As one half of the artist collective known as Mr. GIF, Repeat and his college friend Mark Portillo have been at the forefront of the resurgence of the GIF, or graphics interchange format. Developed by Compuserve in 1987, GIFs allowed individuals to create compressed animations using timed delays.
Repeat and Portillo have elevated that concept into an art form.
In the last year, the duo’s quirky, topical and downright beautiful animations has led to commissioned works for the likes of Forbes, XXL magazine with Rick Ross, designer Mark Ecko, Vice magazine, Late Night with Jimmy Fallon, and chef Anthony Bourdain.
“I think the format is fulfilling what it was supposed to do,” offered Portillo, who met Repeat while at New York’s Fashion Institute of Technology.
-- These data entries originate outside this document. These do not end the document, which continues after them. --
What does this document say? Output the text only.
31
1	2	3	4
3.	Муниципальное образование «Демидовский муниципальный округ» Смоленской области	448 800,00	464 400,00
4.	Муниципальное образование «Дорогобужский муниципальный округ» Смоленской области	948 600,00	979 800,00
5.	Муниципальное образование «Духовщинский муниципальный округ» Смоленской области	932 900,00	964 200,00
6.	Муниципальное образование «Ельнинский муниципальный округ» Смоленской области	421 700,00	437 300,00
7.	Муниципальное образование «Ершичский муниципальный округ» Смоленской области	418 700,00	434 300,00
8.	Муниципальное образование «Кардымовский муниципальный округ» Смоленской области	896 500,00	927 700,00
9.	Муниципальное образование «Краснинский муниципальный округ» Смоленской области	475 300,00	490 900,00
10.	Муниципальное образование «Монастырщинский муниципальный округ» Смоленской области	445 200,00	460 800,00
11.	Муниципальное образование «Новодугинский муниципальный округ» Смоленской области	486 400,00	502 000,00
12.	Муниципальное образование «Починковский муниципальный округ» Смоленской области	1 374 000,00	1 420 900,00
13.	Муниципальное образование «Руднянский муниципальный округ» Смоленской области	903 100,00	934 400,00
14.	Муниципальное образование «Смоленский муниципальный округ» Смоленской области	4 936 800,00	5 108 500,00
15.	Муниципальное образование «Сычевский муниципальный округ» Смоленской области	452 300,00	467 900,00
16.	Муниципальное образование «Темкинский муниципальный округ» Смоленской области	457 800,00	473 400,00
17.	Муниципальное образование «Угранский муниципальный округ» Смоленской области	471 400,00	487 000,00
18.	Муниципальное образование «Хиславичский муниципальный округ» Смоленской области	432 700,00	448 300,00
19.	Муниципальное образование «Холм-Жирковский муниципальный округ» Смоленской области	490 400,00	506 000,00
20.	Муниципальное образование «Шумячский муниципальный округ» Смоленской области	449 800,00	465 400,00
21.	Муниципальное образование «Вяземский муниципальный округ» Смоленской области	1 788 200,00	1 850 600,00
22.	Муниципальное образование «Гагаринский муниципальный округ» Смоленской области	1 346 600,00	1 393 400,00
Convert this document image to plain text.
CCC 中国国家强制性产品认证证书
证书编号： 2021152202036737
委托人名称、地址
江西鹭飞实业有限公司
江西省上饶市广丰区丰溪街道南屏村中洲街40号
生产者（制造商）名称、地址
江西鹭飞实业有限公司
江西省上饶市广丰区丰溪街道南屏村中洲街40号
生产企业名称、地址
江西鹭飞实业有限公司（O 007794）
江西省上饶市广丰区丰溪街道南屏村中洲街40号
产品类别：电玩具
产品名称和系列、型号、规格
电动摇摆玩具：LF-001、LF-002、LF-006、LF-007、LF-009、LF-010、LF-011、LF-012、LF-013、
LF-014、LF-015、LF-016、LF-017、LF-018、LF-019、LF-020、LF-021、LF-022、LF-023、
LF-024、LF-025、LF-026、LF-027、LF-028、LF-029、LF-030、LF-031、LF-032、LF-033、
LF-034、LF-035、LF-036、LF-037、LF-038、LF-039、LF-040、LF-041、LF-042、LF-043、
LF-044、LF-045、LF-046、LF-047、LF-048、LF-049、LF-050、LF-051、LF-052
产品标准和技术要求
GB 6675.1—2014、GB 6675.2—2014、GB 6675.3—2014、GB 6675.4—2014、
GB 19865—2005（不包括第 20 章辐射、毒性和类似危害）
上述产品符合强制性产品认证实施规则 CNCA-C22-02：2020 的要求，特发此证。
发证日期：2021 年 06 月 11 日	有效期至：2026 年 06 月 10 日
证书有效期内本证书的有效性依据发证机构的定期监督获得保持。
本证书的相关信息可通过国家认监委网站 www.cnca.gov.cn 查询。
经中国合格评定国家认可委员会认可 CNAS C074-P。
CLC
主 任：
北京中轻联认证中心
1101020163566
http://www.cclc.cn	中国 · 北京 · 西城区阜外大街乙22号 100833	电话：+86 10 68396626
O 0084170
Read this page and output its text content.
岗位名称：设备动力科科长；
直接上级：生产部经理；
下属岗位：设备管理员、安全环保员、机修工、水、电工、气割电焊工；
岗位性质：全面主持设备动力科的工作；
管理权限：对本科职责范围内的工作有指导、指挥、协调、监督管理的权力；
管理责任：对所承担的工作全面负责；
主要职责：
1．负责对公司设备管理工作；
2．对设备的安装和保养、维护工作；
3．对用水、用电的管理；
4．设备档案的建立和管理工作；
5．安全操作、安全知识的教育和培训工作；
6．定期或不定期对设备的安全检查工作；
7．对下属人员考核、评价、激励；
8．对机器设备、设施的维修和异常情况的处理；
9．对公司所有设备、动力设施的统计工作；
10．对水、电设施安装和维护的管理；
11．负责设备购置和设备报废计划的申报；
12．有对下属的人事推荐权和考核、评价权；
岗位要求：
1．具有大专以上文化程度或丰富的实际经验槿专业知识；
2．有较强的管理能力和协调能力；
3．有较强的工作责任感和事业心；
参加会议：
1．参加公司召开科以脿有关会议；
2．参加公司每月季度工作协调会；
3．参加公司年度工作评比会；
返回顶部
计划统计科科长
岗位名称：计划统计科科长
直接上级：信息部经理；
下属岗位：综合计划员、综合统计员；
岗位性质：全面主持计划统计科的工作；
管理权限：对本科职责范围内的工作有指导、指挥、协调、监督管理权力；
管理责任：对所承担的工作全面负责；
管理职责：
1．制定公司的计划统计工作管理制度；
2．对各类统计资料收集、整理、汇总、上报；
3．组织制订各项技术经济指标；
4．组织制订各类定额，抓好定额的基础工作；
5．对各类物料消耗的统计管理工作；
“Maybe the people who made it didn’t intend for it to do end up what it is now. Technology has gotten better compared to the ‘90s,when you had a GIF with only two or three frames. Now, you have more capability with it. You have bigger GIFs, a faster Internet.”
Portillo and Repeat came up with the idea for Mr. GIF during a smoke break in April 2011. The idea was to take comics, a medium long-established in print, and GIFs, a relegated format trying to strip its GeoCities stigma, and bring the two together.
“We wanted to be the first completely animated GIF comic, Repeat said. “It’s really labor intensive. Writing all the panels, planning out all the animations, and keeping the story coherent was really difficult.”
“We made a Tumblr to kind of start a following while we worked on it,” Portillo added.
The pair never ended up finishing the comic. Instead, they focused on GIFs for art’s sake, working together with their friend Seyran Dalipovski, who has since gone on a GIF hiatus, to churn out 30 to 60 original animations a month. The work was an eclectic and electric mix of hand-drawn art, photographs and 8-bit compositions.
“Our goal from the beginning was to never be the same,” Portillo said. “We didn’t set out to just do illustrations forever. We never want to be stale. Making the same things over and over getting boring. It forces us to try different things.”
Repeat and Portillo plan on designing GIF inspired products to sell on their site over the next few months. But in the meantime, they’re just happy making cool animations.
“It’s kind of crazy how respected it’s become in just the last year,” Repeat said. “I can see more and more people wanting it.
“This year we’re just going to tear it up.”